The idea for the grassroots project, run by a non-profit entity called the Valley Park Community Association, formed in March 2010. “When I met with my colleague, Nick Stefanoff, he told me of three teachers at Valley Park that wanted a butterfly garden. One of our colleagues, Shompa Hai, suggested the idea of rainwater harvesting off the school rooftop. Jason Haider, Valley Park’s former vice-principal and cricket coach, mentioned that cricket was very popular at the school. Everything began to come together then,” said Lisa Grogan-Green, the co-chair of VPCE.

Though the idea formed in March 2010, said Mrs. Grogan-Green, the fundraising did not begin until 31 December 2010, when an application was approved for $50 000 from the TD Friends of the Environment Foundation. Planning and fundraising continued throughout 2011, and were relatively completed by June 2012.

“Our major setback in 2013 was applying for grants and completing paperwork,” said Mrs. Grogan-Green.

VPCE managed to raise around $1.2 million solely for Phase One of the project. “After so much hard work, it’s begun,” said Nick Stefanoff, principal of Valley Park MS and co-chair of VPCE. “We could never have achieved this without the help of community activists, staff, parents and youth from the two neighbourhoods. Their vision has made this possible.”

VPCE has also sublicensed the new field, so that the public can use the field after 6 pm on school days and all day long on weekends and holidays. “The cricket field will allow everyone to stay connected. For the community at large, it will be an outdoor space they can call their own,” said Aparna Mishra, VPCE’s Executive Director.

Valley Park Go Green Cricket Field (6)

Construction begins at Valley Park MS. Photo: Noor Mah

Last spring, several students were trained by VPCE as cricket coaches. They now teach clinics Tuesday and Thursday evenings at Valley Park. Currently, VPCE is going to run two modules for males and females for the National Coaching Certification Program in November.

“The first module is Making Ethical Decisions, based around teaching leadership skills. The second module is Fundamental Movement Skills, a session for our youth to become coaches for younger children. We want to empower the coaches to become community leaders,” said Mrs. Mishra.

The purpose of this new community initiative is not solely recreational, however. Mrs. Mishra said, “The Wetlands Centre for Excellence program, sponsored by Ducks Unlimited, will train students from Marc Garneau CI as mentors in their wetland curriculum called ‘Project Webfoot.’ These young leaders would then go to feeder schools and teach third and fourth graders, using the VPCE wetland to demonstrate.”

The completion of Phase One would lead to Phase Two, valuing around $700 000, which aims to add a scoreboard, outdoor sports lights, a community food garden, a refurbished basketball court, and a living donor wall.

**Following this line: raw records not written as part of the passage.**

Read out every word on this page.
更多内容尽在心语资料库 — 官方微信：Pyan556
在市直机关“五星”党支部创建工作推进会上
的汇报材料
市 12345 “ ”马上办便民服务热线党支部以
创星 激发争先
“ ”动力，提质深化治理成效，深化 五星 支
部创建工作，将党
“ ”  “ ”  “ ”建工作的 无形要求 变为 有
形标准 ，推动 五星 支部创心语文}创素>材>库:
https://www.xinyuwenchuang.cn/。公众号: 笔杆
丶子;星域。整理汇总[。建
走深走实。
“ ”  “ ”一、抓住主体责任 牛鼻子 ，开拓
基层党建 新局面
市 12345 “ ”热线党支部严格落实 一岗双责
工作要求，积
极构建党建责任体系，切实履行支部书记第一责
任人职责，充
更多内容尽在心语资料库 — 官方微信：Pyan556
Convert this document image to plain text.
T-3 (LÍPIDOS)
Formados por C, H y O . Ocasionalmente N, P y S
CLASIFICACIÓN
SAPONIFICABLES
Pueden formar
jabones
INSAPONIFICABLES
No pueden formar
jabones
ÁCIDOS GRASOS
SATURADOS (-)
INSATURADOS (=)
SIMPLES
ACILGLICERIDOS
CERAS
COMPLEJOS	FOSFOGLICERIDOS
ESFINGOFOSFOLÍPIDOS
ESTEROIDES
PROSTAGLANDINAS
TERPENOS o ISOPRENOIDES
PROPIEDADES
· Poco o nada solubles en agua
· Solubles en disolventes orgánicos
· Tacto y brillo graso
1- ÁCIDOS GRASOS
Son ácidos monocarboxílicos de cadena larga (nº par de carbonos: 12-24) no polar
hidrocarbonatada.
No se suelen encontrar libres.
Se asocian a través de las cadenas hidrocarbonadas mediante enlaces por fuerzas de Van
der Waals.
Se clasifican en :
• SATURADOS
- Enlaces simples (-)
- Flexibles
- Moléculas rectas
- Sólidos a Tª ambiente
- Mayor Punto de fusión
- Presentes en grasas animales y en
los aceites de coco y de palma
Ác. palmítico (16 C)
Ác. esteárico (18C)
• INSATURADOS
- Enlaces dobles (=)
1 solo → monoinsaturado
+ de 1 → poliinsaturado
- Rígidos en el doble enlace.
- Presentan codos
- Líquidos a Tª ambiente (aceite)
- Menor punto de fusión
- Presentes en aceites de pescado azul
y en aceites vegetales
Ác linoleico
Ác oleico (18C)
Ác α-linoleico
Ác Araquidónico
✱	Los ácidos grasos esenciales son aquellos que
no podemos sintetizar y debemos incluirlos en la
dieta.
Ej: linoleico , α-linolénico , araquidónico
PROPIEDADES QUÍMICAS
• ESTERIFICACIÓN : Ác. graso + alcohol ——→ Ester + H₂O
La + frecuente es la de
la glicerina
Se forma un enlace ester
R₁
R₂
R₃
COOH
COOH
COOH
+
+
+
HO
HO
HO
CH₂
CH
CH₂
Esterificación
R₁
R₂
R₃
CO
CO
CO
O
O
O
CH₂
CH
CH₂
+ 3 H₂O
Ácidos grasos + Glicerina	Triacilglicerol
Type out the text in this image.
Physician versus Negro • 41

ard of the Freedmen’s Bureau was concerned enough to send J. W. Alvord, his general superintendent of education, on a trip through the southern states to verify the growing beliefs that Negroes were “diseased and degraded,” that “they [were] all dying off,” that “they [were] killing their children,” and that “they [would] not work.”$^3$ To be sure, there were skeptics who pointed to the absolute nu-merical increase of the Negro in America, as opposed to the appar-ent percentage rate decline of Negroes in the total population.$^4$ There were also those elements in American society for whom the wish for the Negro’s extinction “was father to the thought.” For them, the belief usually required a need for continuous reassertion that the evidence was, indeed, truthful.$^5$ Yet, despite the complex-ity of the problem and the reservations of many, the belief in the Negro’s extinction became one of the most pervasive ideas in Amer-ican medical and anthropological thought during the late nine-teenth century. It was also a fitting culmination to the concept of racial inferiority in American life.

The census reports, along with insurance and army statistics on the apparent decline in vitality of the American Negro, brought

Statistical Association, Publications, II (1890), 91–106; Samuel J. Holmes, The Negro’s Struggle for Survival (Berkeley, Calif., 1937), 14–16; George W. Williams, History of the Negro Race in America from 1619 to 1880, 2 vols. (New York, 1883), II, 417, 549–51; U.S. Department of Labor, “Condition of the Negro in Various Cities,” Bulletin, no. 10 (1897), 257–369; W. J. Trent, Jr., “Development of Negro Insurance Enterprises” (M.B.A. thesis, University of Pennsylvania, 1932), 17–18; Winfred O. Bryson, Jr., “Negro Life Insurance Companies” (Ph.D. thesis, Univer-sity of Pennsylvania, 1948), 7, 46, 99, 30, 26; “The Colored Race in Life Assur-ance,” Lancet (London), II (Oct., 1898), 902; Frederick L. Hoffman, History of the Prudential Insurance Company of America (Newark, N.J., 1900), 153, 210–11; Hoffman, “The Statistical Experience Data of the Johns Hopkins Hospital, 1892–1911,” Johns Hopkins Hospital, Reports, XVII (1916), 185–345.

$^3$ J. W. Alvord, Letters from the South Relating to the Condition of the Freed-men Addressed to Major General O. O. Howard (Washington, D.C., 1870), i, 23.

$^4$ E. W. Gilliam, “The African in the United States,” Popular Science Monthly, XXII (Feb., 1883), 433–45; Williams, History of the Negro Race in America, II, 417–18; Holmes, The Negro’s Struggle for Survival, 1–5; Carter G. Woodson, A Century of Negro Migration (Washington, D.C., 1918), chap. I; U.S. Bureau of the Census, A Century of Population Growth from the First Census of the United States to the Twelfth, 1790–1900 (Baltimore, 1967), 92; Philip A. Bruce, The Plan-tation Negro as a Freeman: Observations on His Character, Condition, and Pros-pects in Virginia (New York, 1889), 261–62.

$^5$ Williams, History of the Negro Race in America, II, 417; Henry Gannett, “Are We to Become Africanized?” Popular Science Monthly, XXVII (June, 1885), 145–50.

Fundraising for Phase Two, primarily by the Neighbourhood Canvass, a group of volunteers, is underway right now. “Currently, our top priorities are the sports lights and the scoreboard. The total cost for the two is $400 000, and we’ve raised around $220 000, so we have a way to go.”

The $1.9 million project is expected to be completed in the summer of 2015. “It’s no longer just about cricket. It’s about the arts, education, and ecology. I want Valley Park to bring about a sense of unity between Thorncliffe Park and Flemingdon Park. We want this project to generate pride and a sense of belonging in the community, as well as evoke appreciation of the environment,” Mr. Stefanoff said.